Gonzalez’in önderliğindeki PSOE, İspanya’nın yeni oluşmaya başlayan demokrasisini pekiştirmek ve İspanyol toplumunun ilerici ama ılımlı kesimleri nezdinde kendi çekiciliğini artırmak için çalıştı. Mayıs 1979’da 28.parti kongresinde, delegelerin çoğunluğu “Marksist” kelimesinin partinin tanımından çıkarılması yönündeki önergesini reddedince Gonzalez genel sekreterlikten istifa etti.Ancak dört ay sonra olağanüstü bir kongrede görevine iade edildi ve önerge kabul edildi. Partiye sosyal demokrat bir imaj vermek, partisinin sol kanadından Gonzalez’e eleştiri getirdi, ancak seçmenler açısından kazanç sağladı.Ekim 1982’de PSOE sandıklarda ezici bir zafer kazandı ve González, 1939’dan beri İspanya’nın ilk Sosyalist başbakanı oldu.
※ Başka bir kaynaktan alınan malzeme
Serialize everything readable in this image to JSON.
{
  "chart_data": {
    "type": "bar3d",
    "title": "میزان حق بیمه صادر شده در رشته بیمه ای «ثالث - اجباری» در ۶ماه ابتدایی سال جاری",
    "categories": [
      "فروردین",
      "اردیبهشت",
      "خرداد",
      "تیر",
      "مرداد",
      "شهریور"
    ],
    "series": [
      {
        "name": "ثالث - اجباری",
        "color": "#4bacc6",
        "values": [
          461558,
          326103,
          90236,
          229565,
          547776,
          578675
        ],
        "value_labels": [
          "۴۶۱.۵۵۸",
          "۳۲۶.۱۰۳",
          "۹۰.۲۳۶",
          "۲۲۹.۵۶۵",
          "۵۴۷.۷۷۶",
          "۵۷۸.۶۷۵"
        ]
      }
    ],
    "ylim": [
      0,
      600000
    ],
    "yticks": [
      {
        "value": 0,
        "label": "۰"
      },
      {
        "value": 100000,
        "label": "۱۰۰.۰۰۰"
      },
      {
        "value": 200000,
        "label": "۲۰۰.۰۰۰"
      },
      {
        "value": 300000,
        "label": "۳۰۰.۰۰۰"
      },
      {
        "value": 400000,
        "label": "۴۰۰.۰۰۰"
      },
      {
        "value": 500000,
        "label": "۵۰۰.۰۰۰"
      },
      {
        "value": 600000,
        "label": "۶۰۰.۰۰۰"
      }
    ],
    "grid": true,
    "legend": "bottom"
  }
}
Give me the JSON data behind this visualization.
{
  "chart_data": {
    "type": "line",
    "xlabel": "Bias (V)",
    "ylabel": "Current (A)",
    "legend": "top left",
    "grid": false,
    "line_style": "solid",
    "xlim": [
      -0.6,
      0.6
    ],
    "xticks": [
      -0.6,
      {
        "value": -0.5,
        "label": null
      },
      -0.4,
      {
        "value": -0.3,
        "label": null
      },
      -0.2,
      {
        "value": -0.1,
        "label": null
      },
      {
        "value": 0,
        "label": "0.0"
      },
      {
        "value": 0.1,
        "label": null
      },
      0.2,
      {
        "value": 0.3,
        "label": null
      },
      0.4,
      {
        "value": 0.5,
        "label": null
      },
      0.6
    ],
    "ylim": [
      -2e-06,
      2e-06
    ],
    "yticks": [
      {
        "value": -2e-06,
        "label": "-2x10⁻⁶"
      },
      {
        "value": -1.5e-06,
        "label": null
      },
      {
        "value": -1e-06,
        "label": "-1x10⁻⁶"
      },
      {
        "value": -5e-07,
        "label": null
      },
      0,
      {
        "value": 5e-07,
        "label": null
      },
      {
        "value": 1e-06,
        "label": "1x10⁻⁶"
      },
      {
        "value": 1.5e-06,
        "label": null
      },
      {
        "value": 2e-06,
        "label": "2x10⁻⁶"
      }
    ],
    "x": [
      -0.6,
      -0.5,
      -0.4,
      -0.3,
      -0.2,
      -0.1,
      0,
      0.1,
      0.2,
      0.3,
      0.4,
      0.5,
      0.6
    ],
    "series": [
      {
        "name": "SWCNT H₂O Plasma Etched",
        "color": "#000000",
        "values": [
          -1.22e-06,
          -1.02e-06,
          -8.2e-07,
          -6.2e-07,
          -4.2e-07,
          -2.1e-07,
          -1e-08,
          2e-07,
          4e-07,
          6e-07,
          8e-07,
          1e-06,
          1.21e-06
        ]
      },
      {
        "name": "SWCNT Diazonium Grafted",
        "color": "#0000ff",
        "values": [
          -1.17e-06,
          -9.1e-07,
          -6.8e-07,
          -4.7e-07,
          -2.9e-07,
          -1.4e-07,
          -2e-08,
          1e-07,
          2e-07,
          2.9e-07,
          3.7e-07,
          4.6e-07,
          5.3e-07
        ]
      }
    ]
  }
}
İspanya’nın İlk Sosyalist Başbakanı

Gonzalez’in kişisel karizması, bir politikacı olarak prestiji ve PSOE’nin yürütme aygıtı üzerindeki kontrolü, daha sonra ona bir dizi iç fırtınayı atlatmasını ve tartışmalı politikalar uygulamasını sağladı. En önemlisi, PSOE’nin lideri, partinin İspanya’nın NATO üyeliği konusundaki tutumunu kararlı bir şekilde değiştirdi.İspanya 1981’de Kuzey Atlantik Antlaşması Örgütü’ne (NATO) katıldığında PSOE’ye şiddetle karşı çıktı. Ancak 1982 seçimlerinden sonra González hükümeti ve PSOE’nin çoğunluğu ittifakta kalmayı savundu. Mart 1986’da yapılan bir referandumda, sorun NATO üyeliğinin sürdürülmesi lehine kararlaştırıldı.Üç ay sonra González, partisini genel seçimlerde tekrar zafere taşıdı.

Gonzalez’in görev süresi boyunca İspanya, Franco yıllarının uluslararası izolasyonunu kesin olarak geride bırakarak 1986’da Avrupa Ekonomik Topluluğu’nun ve 1988’de Batı Avrupa Birliği’nin bir üyesi oldu.Başbakan González bir dizi Latin Amerikalı liderle yakın ilişkiler sürdürdü ve, Sosyalist Enternasyonal’in başkan yardımcısı olarak, Orta Amerika’daki ekonomik ve siyasi istikrarsızlığın neden olduğu sorunları çözmeye yönelik ulusal ve uluslararası çabalara özel bir ilgi gösterdi.

Üst üste dördüncü dönemini dolduran González, Haziran 1997’de yeniden seçilmek istemeyeceğini açıkladı.Geri çekilmesi bir dizi mali ve siyasi skandalı takip etti. En ciddileri, 1980’lerde Bask ayrılıkçılarını öldüren timler organize etmekle ilgili olarak eski bir İçişleri Bakanı da dahil olmak üzere González yönetimindeki yaklaşık 20 siyasi ve polis yetkilisine yöneltilen suçlamalardı.